Storing images on a third party server brings on additional challenges such as:

  • Providing end-users authorization to upload images (we don’t control the server where images are uploaded)
  • Setting limits on file types (JPEGs only)
  • Setting limits on image upload size
  • Making sure that the API knows which images are in Google Cloud Storage. Every Image resource has an attachment_url. The API must be able to correlate an Image resource (SQL) to a Google Cloud Storage resource (HTTP URL). It must also delete the file from Google Cloud when the SQL row is deleted, etc.

Background Concepts

  • Object: These are stored files, essentially.
  • Bucket: A collection of objects. In our case, it is a collection of every image ever uploaded.
  • Post Object: Not to be confused with the “object” concept noted above. This is a tamper-resistant, cryptographically signed JSON object. It is signed with a secret key that only the server knows about. You can think of it as a “permission slip” issued by the API to a FarmBot device so that the device may use our Cloud Storage bucket at a later time. This object is given to Google Cloud Storage as proof of authorization at the time of upload. The object is not a one-size-fits-all permission scheme. The object may contain restrictions such as max file size, MIME type, expiration date, etc.

How Image Uploads Work

  1. FarmBot takes a photo and stores it to disk.
  2. The device makes a POST request to /api/storage_auth, resulting in the creation of a Google Cloud Storage “Post Object” (see JSON example below).
  3. Perform an HTTP multipart POST request to the URL specified on post_object.url. Add an individual form data element to the HTTP request for each key/value pair in post_object.form_data. Don’t forget- file is a placeholder for the binary file data.
  4. Once you finish the first POST request, take the URL ( in this case) and POST it as JSON to the /api/images endpoint. The URL generated will serve as the attachment_url of the Image resource.
  5. After you finish the POST, the server will perform post processing and the image will be available at a new URL.
  6. You can delete the contents of temp1 on the bucket if too much space is being used.
  "verb": "POST",
  "url": "//",
  "form_data": {
    "key": "temp1/62d2273b-0f23-4768-8cfe-846d1bc409d7.jpg",
    "acl": "public-read",
    "Content-Type": "image/jpeg",
    "policy": "eyJle...NDAwMzJdXX0=",
    "signature": "Fw+XN...ODCGpg==",
    "GoogleAccessId": "foo@bar.baz",
  "instructions": "Send a 'from-data' request to the URL provided.Then POST the resulting URL as an 'attachment_url' (json) to api/images/."

Setting Up a New Bucket

  • Create a new keyfile
  • Create a bucket

Step I: Create Credentials

Start on this page

Select “Create credentials”

Select “Service account key”

Create a new service account with a “Storage Admin” role. We want the “JSON” key type.

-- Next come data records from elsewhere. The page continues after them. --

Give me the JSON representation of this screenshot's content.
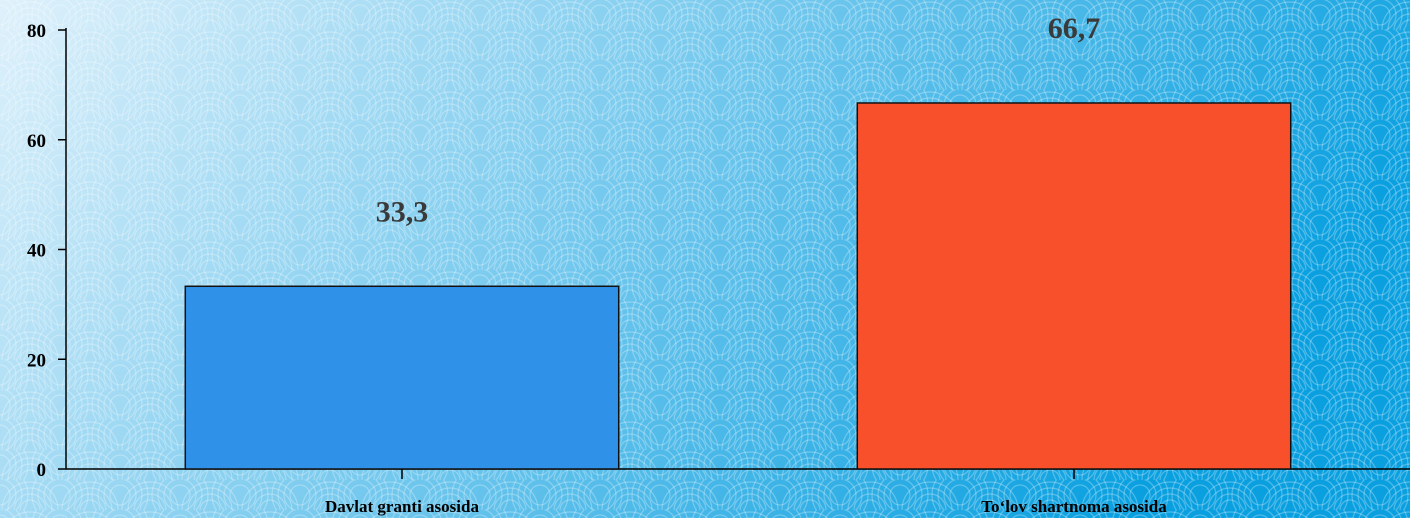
{
  "chart_data": {
    "type": "bar",
    "categories": [
      "Davlat granti asosida",
      "To‘lov shartnoma asosida"
    ],
    "values": [
      33.3,
      66.7
    ],
    "data_labels": [
      "33,3",
      "66,7"
    ],
    "colors": [
      "#2f91e8",
      "#f7502b"
    ],
    "ylim": [
      0,
      80
    ],
    "yticks": [
      0,
      20,
      40,
      60,
      80
    ],
    "grid": false,
    "legend": "none",
    "background": [
      "#dff1fb",
      "#0aa0e0"
    ]
  }
}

After clicking “Create”, you will be prompted to download a JSON file. Keep the file secure. Copy/paste this value into the GOOGLE_CLOUD_KEYFILE_JSON ENV variable. The name of this variable is significant. The "google-cloud-storage" gem will specifically look for this ENV, which means you can’t rename it. Now would also be a good time to set the GCS_PROJECT ENV variable.

Step II: Create a GCS Bucket


Pick a (public) name. Select “Multi regional”. Select “Object-level” permissions.

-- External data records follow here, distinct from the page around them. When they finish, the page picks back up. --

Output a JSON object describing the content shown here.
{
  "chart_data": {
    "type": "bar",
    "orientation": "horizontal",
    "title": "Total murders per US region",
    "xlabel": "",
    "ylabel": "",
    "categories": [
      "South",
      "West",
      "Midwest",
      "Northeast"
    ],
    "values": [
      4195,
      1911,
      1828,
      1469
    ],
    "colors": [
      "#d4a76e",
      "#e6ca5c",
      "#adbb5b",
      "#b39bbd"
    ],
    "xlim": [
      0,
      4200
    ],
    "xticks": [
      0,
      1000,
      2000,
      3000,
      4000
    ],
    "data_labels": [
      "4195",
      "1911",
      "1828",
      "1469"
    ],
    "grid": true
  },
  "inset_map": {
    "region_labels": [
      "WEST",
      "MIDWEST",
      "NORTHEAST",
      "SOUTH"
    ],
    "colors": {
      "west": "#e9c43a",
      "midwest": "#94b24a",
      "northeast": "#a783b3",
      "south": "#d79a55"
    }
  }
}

Once that is done, continue to next screen. You must now set the GCS_BUCKET to the name of the bucket. In this case, the bucket name is deleteme123.

The next step is to make the bucket publicly readable, otherwise, users will got 401 errors when attempting to download images.

Navigate to the “Permissions” tab of the “bucket details” page.

Click “Add Member.

Add “Storage Object Viewer” permission to user “allUsers”.

You will also need to add the previously-created service account to this bucket as an admin.